При этом рассказе я тотчас узнал Фогеля с его проделками.
— Теперь, — продолжал Пушкин, немного озабоченный, — меня требуют к Милорадовичу! Я знаю его по публике, но не знаю, как и что будет и с чего с ним взяться… Вот я и шел посоветоваться с вами…
Мы остановились и обсуждали дело со всех сторон. В заключение я сказал:
— Идите прямо к Мидорадовичу, не смущаясь и без всякого опасения. Он не поэт; но в душе и рыцарских выходках — у него много романтизма и поэзии: его не понимают! Идите и положитесь безусловно на благородство его души: он не употребит во зло вашей доверенности» [1669] .
1669
Глинка Ф.Н.Писатели-декабристы в воспоминаниях современников. т. 1. с. 323-324.
«В одно прекрасное утро пригласил его полицмейстер к графу Милорадовичу. Когда привезли Пушкина, Милорадович приказывает полицмейстеру ехать в его квартиру и опечатать все бумаги. Пушкин, слыша это приказание, говорит ему: "Граф, вы напрасно это делаете. Там не найдете того, что ищите. Лучше велите дать мне перо и бумаги — я здесь же все вам напишу". Милорадович, тронутый этой свободной откровенностью, торжественно воскликнул: "Ah! c'est chevaleresque!" [1670] — и пожал ему руку.
1670
Ах! это по-рыцарски! (фр.).
Пушкин сел, написал все контрабандные свои стихи и попросил адъютанта отнести их к графу в кабинет.

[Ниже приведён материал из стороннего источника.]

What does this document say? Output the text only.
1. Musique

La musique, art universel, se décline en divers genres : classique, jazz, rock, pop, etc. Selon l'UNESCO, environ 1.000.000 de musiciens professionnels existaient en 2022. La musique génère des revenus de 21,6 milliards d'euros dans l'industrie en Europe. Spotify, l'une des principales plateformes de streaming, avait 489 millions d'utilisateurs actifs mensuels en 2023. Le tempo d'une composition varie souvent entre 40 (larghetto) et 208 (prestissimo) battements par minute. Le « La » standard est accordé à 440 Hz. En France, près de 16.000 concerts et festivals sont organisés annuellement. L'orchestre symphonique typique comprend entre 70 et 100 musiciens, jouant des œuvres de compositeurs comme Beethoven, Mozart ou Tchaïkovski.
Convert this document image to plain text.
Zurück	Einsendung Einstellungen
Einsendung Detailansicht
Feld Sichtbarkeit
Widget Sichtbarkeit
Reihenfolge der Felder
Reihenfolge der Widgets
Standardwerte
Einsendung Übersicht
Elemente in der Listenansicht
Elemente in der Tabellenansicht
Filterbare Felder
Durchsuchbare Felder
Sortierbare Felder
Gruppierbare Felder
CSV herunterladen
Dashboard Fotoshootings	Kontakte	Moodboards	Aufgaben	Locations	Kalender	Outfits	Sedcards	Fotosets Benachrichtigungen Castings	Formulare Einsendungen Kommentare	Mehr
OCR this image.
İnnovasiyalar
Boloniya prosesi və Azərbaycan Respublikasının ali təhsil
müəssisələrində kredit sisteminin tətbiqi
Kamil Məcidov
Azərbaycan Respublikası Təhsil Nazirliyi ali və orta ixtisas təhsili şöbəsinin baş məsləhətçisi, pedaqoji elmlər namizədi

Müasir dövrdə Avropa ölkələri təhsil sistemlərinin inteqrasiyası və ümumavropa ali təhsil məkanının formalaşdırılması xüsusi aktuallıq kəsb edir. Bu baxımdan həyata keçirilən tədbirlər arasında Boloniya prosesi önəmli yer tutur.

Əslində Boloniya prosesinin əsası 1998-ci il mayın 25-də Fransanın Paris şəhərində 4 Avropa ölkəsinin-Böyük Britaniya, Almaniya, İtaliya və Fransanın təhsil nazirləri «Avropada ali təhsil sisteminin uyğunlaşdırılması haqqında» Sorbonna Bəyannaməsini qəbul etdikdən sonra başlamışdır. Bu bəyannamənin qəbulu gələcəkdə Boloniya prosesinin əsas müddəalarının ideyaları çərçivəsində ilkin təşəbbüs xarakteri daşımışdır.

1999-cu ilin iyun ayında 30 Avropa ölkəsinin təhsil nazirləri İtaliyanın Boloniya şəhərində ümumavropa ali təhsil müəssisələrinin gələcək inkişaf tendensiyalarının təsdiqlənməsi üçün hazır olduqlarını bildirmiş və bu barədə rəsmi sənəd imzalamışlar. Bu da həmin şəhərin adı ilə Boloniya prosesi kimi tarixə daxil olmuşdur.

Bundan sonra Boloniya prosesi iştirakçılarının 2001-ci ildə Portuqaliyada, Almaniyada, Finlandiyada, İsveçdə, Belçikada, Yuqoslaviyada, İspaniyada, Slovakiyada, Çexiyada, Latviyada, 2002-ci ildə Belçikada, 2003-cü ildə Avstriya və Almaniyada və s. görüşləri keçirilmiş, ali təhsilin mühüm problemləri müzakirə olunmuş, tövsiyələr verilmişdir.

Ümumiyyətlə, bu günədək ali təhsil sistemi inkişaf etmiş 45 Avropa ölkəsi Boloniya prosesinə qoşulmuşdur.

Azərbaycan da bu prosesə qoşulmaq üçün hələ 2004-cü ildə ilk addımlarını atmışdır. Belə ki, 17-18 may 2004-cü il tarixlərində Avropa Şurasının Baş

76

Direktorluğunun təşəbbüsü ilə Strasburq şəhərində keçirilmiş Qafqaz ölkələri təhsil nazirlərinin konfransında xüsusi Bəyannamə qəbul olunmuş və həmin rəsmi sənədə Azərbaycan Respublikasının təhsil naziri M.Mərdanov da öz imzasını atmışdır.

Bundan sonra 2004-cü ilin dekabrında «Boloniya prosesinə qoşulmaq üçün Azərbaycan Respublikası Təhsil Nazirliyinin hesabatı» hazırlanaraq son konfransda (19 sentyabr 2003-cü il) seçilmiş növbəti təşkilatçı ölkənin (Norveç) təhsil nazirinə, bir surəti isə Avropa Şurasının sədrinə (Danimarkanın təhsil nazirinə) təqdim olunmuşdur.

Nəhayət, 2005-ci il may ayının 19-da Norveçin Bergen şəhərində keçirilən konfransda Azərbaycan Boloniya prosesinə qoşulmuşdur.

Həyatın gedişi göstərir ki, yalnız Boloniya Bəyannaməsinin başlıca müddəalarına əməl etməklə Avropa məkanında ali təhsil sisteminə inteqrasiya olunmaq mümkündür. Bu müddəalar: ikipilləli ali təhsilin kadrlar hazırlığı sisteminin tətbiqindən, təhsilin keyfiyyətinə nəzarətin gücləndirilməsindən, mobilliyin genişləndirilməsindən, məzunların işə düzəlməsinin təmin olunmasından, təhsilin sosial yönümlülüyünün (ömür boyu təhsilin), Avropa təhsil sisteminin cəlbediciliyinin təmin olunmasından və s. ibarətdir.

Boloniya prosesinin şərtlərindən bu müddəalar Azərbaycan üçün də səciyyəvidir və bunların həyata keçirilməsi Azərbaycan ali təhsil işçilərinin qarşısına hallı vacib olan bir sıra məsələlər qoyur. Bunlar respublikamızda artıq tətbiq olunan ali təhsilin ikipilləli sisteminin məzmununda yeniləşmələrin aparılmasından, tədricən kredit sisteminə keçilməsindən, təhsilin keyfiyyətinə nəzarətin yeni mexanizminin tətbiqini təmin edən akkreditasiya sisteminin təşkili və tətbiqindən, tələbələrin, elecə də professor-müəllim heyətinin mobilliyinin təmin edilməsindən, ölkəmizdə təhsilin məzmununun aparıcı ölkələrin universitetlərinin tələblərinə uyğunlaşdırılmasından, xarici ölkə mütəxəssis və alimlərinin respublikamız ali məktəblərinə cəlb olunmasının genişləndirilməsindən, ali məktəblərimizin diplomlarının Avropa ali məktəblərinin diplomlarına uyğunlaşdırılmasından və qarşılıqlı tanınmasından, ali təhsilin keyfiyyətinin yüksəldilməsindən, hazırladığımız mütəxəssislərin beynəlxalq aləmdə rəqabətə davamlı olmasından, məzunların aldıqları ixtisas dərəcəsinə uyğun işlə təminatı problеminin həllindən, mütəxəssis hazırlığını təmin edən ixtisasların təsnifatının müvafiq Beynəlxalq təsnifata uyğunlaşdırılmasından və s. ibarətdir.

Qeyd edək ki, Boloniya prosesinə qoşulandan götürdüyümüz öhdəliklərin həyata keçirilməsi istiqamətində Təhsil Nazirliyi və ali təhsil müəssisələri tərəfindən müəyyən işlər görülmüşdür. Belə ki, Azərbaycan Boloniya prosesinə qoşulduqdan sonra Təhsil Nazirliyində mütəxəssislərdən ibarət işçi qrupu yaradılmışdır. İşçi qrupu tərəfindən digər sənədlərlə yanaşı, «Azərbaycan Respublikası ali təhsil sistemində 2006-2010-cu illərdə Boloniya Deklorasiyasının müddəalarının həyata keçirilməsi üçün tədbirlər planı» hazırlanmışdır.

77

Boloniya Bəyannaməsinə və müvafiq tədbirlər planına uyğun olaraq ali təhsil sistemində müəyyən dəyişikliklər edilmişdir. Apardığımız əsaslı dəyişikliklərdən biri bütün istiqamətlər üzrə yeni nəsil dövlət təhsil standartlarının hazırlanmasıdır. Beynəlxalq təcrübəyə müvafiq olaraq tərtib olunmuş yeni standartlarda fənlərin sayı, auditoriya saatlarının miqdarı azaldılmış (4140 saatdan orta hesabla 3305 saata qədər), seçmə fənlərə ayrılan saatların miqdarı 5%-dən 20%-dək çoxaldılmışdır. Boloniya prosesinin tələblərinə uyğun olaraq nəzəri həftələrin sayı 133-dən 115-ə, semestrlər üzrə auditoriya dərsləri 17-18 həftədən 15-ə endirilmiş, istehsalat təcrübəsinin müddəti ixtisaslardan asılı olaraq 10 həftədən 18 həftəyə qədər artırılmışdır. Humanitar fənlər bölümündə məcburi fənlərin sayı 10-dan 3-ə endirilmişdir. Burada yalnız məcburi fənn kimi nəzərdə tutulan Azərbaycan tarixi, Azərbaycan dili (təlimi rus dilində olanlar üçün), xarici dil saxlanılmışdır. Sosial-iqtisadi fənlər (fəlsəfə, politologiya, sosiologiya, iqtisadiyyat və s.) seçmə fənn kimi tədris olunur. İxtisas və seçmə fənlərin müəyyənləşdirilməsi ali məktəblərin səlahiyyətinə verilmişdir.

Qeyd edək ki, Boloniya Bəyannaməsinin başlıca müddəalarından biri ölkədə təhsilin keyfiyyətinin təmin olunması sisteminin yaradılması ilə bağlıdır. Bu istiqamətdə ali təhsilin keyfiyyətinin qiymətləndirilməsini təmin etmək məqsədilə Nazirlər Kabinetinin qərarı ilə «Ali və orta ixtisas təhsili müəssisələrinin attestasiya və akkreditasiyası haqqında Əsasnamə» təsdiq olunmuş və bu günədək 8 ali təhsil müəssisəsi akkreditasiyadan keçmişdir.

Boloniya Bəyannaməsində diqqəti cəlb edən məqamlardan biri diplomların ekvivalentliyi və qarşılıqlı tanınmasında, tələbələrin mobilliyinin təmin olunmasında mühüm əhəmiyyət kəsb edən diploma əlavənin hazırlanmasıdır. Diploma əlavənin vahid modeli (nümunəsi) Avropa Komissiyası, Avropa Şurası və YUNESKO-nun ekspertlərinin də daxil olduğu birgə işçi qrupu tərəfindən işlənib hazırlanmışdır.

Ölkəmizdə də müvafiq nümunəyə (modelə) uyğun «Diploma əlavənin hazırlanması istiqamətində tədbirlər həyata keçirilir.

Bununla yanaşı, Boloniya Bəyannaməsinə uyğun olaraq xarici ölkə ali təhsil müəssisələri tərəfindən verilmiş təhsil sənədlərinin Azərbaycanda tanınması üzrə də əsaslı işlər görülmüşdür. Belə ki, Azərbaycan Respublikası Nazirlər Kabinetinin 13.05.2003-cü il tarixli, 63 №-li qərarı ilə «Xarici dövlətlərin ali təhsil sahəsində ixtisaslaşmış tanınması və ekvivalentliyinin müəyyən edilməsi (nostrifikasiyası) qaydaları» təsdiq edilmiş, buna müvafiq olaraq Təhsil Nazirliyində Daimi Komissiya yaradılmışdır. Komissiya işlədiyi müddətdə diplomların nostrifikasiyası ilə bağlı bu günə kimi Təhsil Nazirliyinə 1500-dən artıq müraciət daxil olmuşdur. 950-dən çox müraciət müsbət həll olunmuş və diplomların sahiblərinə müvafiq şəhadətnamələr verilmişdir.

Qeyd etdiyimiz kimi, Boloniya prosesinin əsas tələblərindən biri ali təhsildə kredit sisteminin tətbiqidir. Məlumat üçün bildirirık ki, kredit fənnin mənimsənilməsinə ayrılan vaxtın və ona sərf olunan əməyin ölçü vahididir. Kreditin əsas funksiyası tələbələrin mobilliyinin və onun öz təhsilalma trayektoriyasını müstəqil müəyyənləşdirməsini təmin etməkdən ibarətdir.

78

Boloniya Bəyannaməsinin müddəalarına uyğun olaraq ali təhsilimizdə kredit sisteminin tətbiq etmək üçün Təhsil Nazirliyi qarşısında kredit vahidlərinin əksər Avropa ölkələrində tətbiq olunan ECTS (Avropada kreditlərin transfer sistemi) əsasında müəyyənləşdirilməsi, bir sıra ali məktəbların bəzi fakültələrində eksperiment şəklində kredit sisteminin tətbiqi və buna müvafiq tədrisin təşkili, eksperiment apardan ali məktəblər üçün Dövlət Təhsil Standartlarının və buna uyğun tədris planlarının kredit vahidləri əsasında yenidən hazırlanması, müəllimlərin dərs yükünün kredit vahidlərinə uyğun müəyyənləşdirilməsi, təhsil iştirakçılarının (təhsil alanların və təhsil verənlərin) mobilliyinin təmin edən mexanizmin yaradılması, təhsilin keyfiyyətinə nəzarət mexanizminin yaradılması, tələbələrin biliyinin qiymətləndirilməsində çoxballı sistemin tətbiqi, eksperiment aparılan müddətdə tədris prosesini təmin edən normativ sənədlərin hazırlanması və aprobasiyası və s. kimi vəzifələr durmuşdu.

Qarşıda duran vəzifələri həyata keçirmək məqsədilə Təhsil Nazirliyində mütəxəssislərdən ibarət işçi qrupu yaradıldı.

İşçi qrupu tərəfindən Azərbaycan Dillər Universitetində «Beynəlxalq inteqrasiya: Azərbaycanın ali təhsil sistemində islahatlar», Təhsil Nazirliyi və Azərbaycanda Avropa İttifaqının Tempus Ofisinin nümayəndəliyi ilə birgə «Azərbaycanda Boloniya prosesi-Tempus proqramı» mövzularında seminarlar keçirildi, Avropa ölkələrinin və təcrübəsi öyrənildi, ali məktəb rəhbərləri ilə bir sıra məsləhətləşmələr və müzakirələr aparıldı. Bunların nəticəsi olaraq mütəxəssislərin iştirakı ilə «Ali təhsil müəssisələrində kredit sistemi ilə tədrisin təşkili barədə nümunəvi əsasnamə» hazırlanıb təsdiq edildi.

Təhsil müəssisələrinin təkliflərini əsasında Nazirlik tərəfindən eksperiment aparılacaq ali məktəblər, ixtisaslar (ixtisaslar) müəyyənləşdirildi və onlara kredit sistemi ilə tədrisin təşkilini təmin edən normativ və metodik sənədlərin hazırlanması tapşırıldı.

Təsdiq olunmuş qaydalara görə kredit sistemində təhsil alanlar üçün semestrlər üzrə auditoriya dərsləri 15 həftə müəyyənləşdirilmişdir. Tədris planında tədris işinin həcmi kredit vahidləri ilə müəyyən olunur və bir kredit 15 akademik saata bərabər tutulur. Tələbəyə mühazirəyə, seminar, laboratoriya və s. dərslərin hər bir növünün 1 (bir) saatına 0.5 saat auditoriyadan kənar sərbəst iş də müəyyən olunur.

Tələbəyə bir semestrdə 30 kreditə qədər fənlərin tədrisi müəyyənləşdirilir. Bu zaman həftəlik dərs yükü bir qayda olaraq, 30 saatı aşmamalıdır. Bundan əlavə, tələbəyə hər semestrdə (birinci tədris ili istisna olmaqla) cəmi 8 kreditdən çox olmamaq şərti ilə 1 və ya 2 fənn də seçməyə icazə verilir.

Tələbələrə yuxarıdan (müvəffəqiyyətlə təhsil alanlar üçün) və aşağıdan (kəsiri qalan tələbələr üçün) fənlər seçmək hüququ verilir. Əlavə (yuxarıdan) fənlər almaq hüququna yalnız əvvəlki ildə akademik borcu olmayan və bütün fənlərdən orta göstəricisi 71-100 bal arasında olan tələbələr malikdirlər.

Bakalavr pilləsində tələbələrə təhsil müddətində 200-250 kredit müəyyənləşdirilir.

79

После этого подвига Пушкина отпустили домой и велели ждать дальнейшего приказания» [1671] .
«Лишь только ступил я на порог кабинета, Милорадович, лежавший на своем зеленом диване, окутанный дорогими шалями, закричал мне навстречу:
— Знаешь, душа моя! (это его поговорка) у меня сейчас был Пушкин! Мне велено взять его и забрать все его бумаги; но я счел более деликатным (это тоже его любимое выражение) пригласить его к себе и уж от него самого вытребовать бумаги. Вот он и явился, очень спокоен, с светлым лицом, и, когда я спросил о бумагах, тот отвечал: "Граф! все мои стихи сожжены! — у меня ничего не найдется на квартире; но если вам угодно, все найдется здесь (указал пальцем на свой лоб). Прикажите подать бумаги, я напишу все, что когда-либо написано мною (разумеется, кроме печатного) с отметкою, что мое и что разошлось под моим именем". Подали бумаги. Пушкин сел и писал, писал… и написал целую тетрадь… Вот она (указывая на стол у окна), полюбуйся!.. Завтра я отвезу ее государю. А знаешь ли — Пушкин пленил меня своим благородным тоном и манерой (это то же его словцо) обхождения» [1672] .
1671
Пущин И.И.Записки о Пушкине. с. 62.
1672
Глинка Ф.Н. //Писатели-декабристы в воспоминаниях современников. т. 1. с. 324.